Der verbindende Faktor, der Call of the Mountain zum einen mit den Comic-Büchern und zum anderen mit den beiden Spielen Zero Dawn und Forbidden West verknüpft, ist allerdings die Antagonistin der Geschichte. Ich gebe zu, ich habe recht lange gebraucht, um diese Verbindung herzustellen, obwohl schon recht früh Hinweise gestreut werden, woher man sie kennen sollte. Umso schöner war natürlich die Erkenntnis, als es bei mir endlich Klick gemacht hat. Das Ende der Story fällt bedauerlicherweise etwas antiklimaktisch aus und lässt für mich ein paar Fragen offen. Ich bin gespannt, ob und wo dieser Faden noch mal aufgegriffen wird. Ich würde gerne näher auf Details eingehen, aber das sind vermutlich Spoiler, die mir der eine oder andere von euch übel nehmen würde.

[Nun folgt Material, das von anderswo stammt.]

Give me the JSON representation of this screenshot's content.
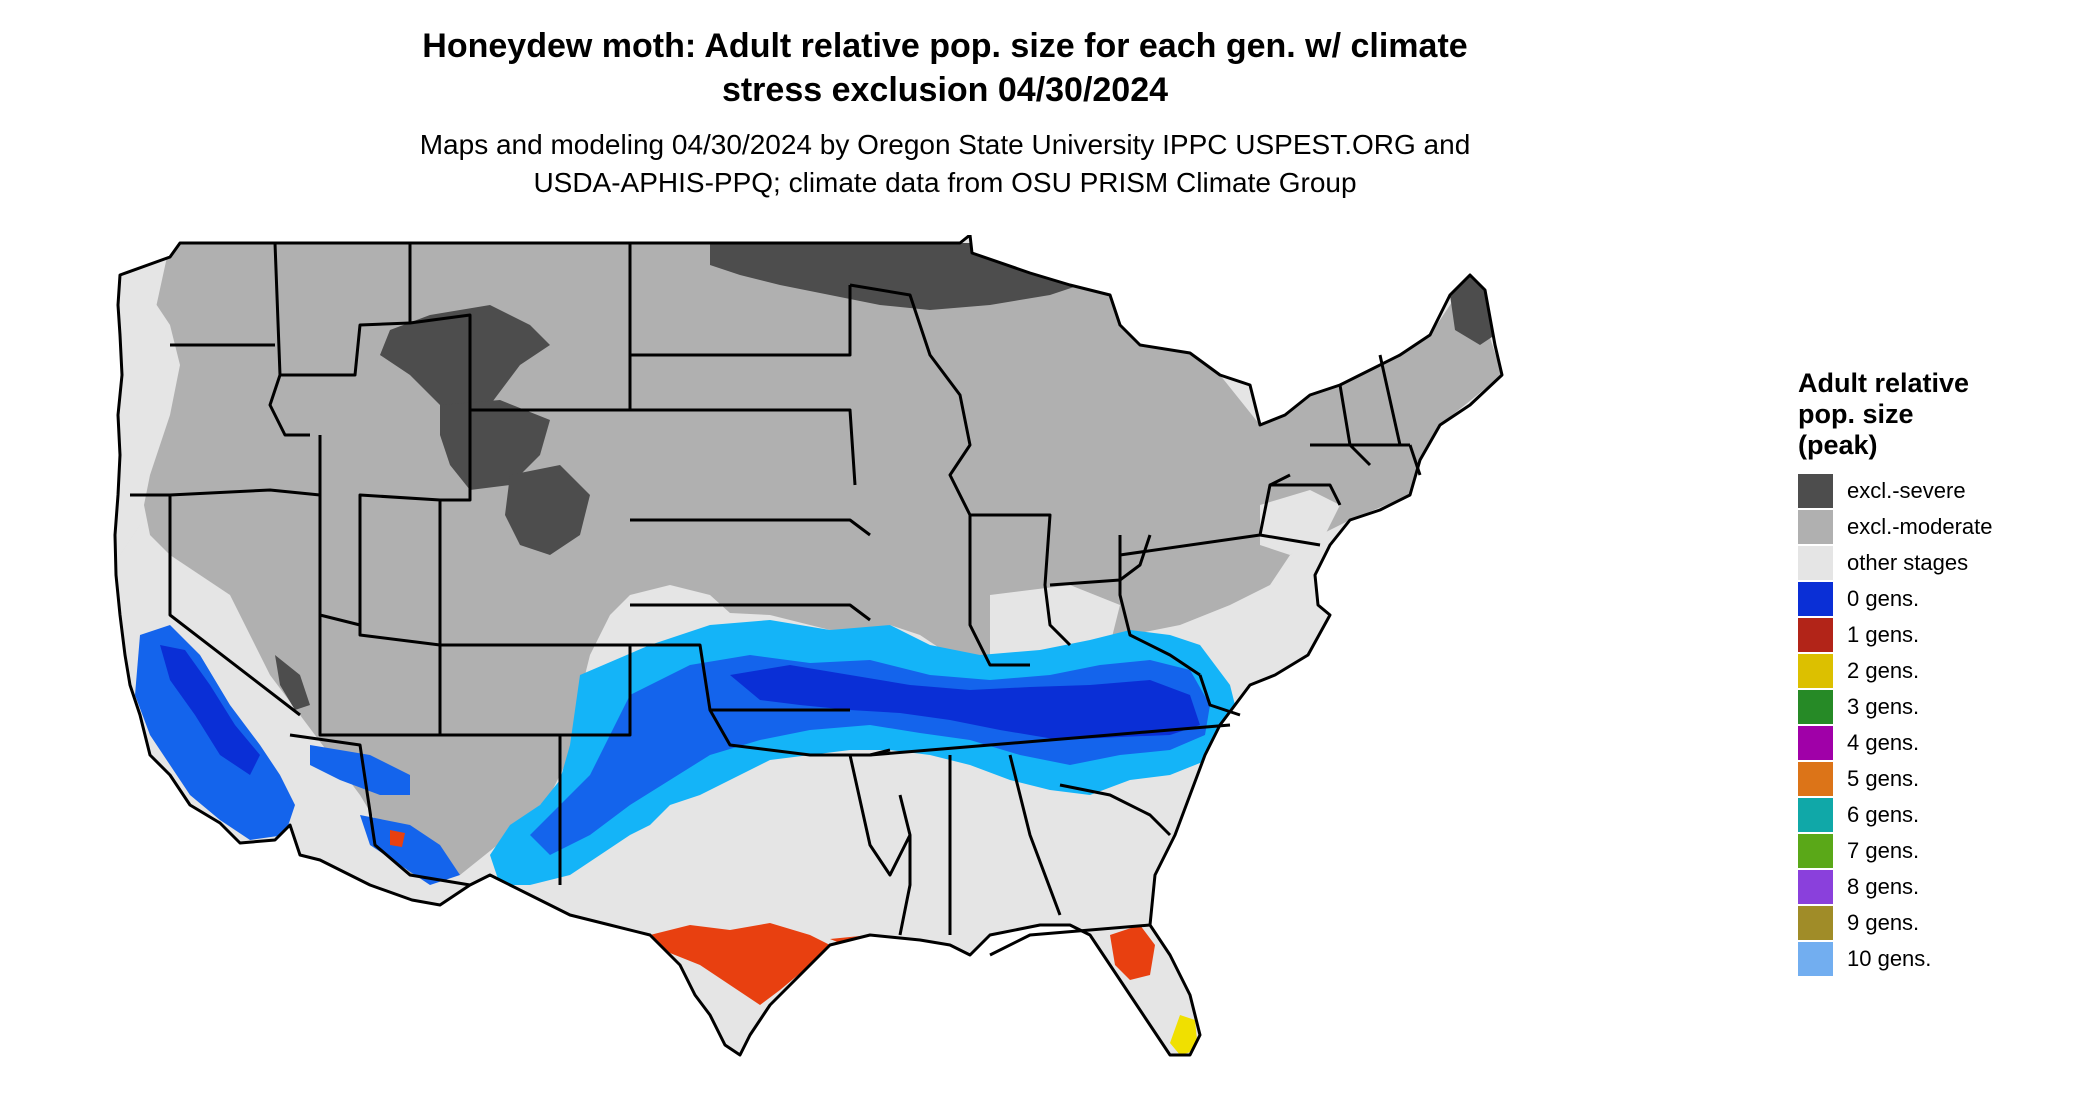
{
  "title_line1": "Honeydew moth: Adult relative pop. size for each gen. w/ climate",
  "title_line2": "stress exclusion 04/30/2024",
  "subtitle_line1": "Maps and modeling 04/30/2024 by Oregon State University IPPC USPEST.ORG and",
  "subtitle_line2": "USDA-APHIS-PPQ; climate data from OSU PRISM Climate Group",
  "legend": {
    "title_line1": "Adult relative",
    "title_line2": "pop. size",
    "title_line3": "(peak)",
    "items": [
      {
        "label": "excl.-severe",
        "color": "#4d4d4d"
      },
      {
        "label": "excl.-moderate",
        "color": "#b0b0b0"
      },
      {
        "label": "other stages",
        "color": "#e5e5e5"
      },
      {
        "label": "0 gens.",
        "color": "#0a2fd6"
      },
      {
        "label": "1 gens.",
        "color": "#b22418"
      },
      {
        "label": "2 gens.",
        "color": "#dcc000"
      },
      {
        "label": "3 gens.",
        "color": "#268a26"
      },
      {
        "label": "4 gens.",
        "color": "#a000a8"
      },
      {
        "label": "5 gens.",
        "color": "#dc7418"
      },
      {
        "label": "6 gens.",
        "color": "#10a8a8"
      },
      {
        "label": "7 gens.",
        "color": "#5aa818"
      },
      {
        "label": "8 gens.",
        "color": "#8a40dc"
      },
      {
        "label": "9 gens.",
        "color": "#a08c28"
      },
      {
        "label": "10 gens.",
        "color": "#72aef0"
      }
    ]
  },
  "map_colors": {
    "severe": "#4d4d4d",
    "moderate": "#b0b0b0",
    "other": "#e5e5e5",
    "blue_dark": "#0a2fd6",
    "blue_mid": "#1464ec",
    "blue_light": "#14b4f8",
    "red": "#e84010",
    "yellow": "#f0e000",
    "border": "#000000"
  }
}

Quelle: Sony Interactive Entertainment
Horizon: Call of the Mountain im Test. (18)
Hoch hinaus
Nun besteht das Spiel natürlich nicht nur aus schönen Landschaften und Story. Also lasst mich euch etwas über das Gameplay erzählen. Hier liegen die größten Unterschiede zum gewohnten Horizon-Feeling, was aber natürlich durch die VR-Umgebung in der Natur der Sache liegt. Statt eine Open-World zu erkunden, bewege ich mich hier durch eine Reihe von in der Regel ziemlich linear aufgebauten Levels. Gelegentlich stehen mir alternative Pfade offen, die am Ende jedoch stets zum gleichen Ziel führen. Neben der normalen Fortbewegung, die ich wahlweise klassisch mit Analogstick oder durch Gestenbewegungen steuern kann, ist vorwiegend das Klettern ein zentrales Element der Erkundung der Spielwelt.
An Felswänden, Gebäuden, waghalsigen Oseram-Konstruktionen oder gar antiken Maschinen kraxele ich durch die Levels. Dazu halte ich mich stets mit einer Hand fest, während ich mit der anderen nach einem neuen Griffpunkt suche. Das spielt sich sehr intuitiv und fühlt sich schnell auch an, als würde man tatsächlich klettern. Permanent die Arme hoch und runter zu bewegen und mich an Wänden hochzuziehen, verwandelt das Spiel für mich schnell in sportliche Betätigung. Da kommt so ein nicht ganz so fitter Typ wie ich auch schon mal ins Schwitzen.